O Acórdão nº 3337/24 – Tribunal Pleno do TCE-PR (Consulta nº 609796/23) dispõe que a vedação à aceitação de taxas de administração negativas em licitações para a contratação de pessoas jurídicas para o gerenciamento e fornecimento de auxílio-alimentação por meio de cartões ou instrumentos congêneres – artigo 3°, I e III, da Lei n° 14.442/22 – aplica-se apenas aos órgãos e entidades da administração pública cujo quadro de pessoal seja formado por empregados públicos, submetidos ao regime celetista, conforme entendimento fixado pelo Prejulgado nº 34 do TCE-PR.
Portanto, aos demais entes da administração pública, que concedem o auxílio-alimentação ou benefício de nomenclatura similar com base em previsão estatutária, não se aplica a restrição do artigo 3°, I e III, da Lei n° 14.442/22, admitindo-se a taxa de administração negativa nas respectivas licitações para este objeto.
Indicando não haver garantias de que a proibição da taxa negativa resultaria em preços melhores nos estabelecimentos credenciados, Araune C. A. Duarte da Silva afirmara, em artigo publicado no Blog Zênite, que a vedação de taxa negativa em licitação gera ônus certo aos contratantes das administradoras dos cartões de vale-alimentação e refeição, inclusive a administração pública, com bônus incertos aos supostos beneficiários da medida, que são os trabalhadores consumidores.
Decisão
O relator do processo, conselheiro Ivens Linhares, atual presidente do TCE-PR acompanhou o posicionamento da CGM e do MPC-PR como razão de decidir. Ele afirmou que não incide, em licitação para concessão de benefício de assistência social a pessoas hipossuficientes, a vedação constante do artigo 3°, inciso I, da Lei n° 14.442/22, que é aplicável apenas, nos termos da própria lei, ao fornecimento de auxílio-alimentação no âmbito de relações de trabalho celetistas.
Ele lembrou que o TCE-PR, até a edição da Lei n° 14.442/22, tinha jurisprudência consolidada no sentido de admitir a adoção de taxas negativas de administração em licitações para a contratação de pessoas jurídicas administradoras de benefício de auxílio-alimentação.
No entanto, Linhares ressaltou que surgiram interpretações divergentes sobre o tema com a entrada em vigor dessa lei, que proibiu expressamente ao empregador, ao contratar pessoa jurídica para o fornecimento do auxílio-alimentação previsto na CLT, exigir ou receber qualquer tipo de deságio ou imposição de descontos sobre o valor contratado.
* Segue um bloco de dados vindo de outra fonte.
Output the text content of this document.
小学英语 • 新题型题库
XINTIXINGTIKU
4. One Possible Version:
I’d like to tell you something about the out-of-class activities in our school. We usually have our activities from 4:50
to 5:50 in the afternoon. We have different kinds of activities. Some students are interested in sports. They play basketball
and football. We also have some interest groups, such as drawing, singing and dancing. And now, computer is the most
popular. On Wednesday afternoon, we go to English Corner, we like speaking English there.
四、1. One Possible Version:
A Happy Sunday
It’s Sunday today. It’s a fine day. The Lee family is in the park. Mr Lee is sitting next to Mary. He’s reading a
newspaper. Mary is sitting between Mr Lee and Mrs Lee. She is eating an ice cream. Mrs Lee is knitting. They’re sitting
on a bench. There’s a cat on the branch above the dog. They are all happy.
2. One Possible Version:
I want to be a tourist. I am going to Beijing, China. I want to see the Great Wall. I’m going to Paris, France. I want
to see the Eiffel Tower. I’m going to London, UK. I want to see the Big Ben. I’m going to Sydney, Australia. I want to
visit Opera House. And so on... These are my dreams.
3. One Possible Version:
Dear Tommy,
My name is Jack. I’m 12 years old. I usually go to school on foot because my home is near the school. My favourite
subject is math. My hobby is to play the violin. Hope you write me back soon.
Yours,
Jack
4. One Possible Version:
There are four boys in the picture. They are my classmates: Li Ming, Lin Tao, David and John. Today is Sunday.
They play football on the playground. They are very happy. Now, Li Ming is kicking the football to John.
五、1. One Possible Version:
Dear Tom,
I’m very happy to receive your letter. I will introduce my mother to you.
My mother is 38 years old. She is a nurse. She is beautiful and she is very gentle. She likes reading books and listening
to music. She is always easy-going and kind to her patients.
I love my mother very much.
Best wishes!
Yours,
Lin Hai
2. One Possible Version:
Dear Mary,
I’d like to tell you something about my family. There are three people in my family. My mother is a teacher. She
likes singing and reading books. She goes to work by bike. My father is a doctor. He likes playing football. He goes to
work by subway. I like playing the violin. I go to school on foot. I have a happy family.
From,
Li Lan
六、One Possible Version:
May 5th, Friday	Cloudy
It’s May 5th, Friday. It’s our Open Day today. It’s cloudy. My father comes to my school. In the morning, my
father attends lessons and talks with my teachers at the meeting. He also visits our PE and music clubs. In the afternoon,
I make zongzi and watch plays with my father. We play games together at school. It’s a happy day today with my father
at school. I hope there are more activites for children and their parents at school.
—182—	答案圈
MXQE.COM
Assim, ele frisou que, com o intuito de uniformizar e atualizar a jurisprudência do TCE-PR, fora instaurado o Prejulgado n° 34 para tratar da matéria.
O conselheiro destacou que, atualmente, o Tribunal tem posição sedimentada no sentido de que, para as entidades da administração pública cujo quadro de pessoal seja formado por empregados públicos, submetidos à disciplina normativa da CLT, fica vedada a aceitação da taxa de administração negativa nos processos licitatórios para a contratação de pessoas jurídicas administradoras de benefício de auxílio-alimentação. Mas ele frisou que a proibição não incide no caso de licitação para fornecimento de auxílio-alimentação ou benefício de nomenclatura similar a servidores estatutários.
O relator enfatizou que, em, sede de preliminar, no julgamento do Prejulgado nº 34 ficou consignado que aquela discussão se limitava à possibilidade ou não de taxa negativa em licitações para o fornecimento de auxílio-alimentação a servidores e empregados públicos, de modo que a decisão não abarcaria a questão referente à adoção de taxas negativas em certames relativos a objetos distintos, como a concessão de benefícios de assistência social, justamente porque tal situação não se amoldaria à hipótese do artigo 3º da Lei n° 14.442/22, por não envolver relações de trabalho.
Linhares entendeu que, apesar de o prejulgado não se aplicar diretamente à hipótese ora questionada, seguindo a mesma linha interpretativa desenvolvida naquela oportunidade, não incidindo a vedação legal do artigo 3°, I, da Lei n° 14.442/22 ao caso, também deve ser admitida a adoção da taxa de administração negativa em processos licitatórios envolvendo o fornecimento de benefícios de natureza assistencial a famílias em situação de vulnerabilidade.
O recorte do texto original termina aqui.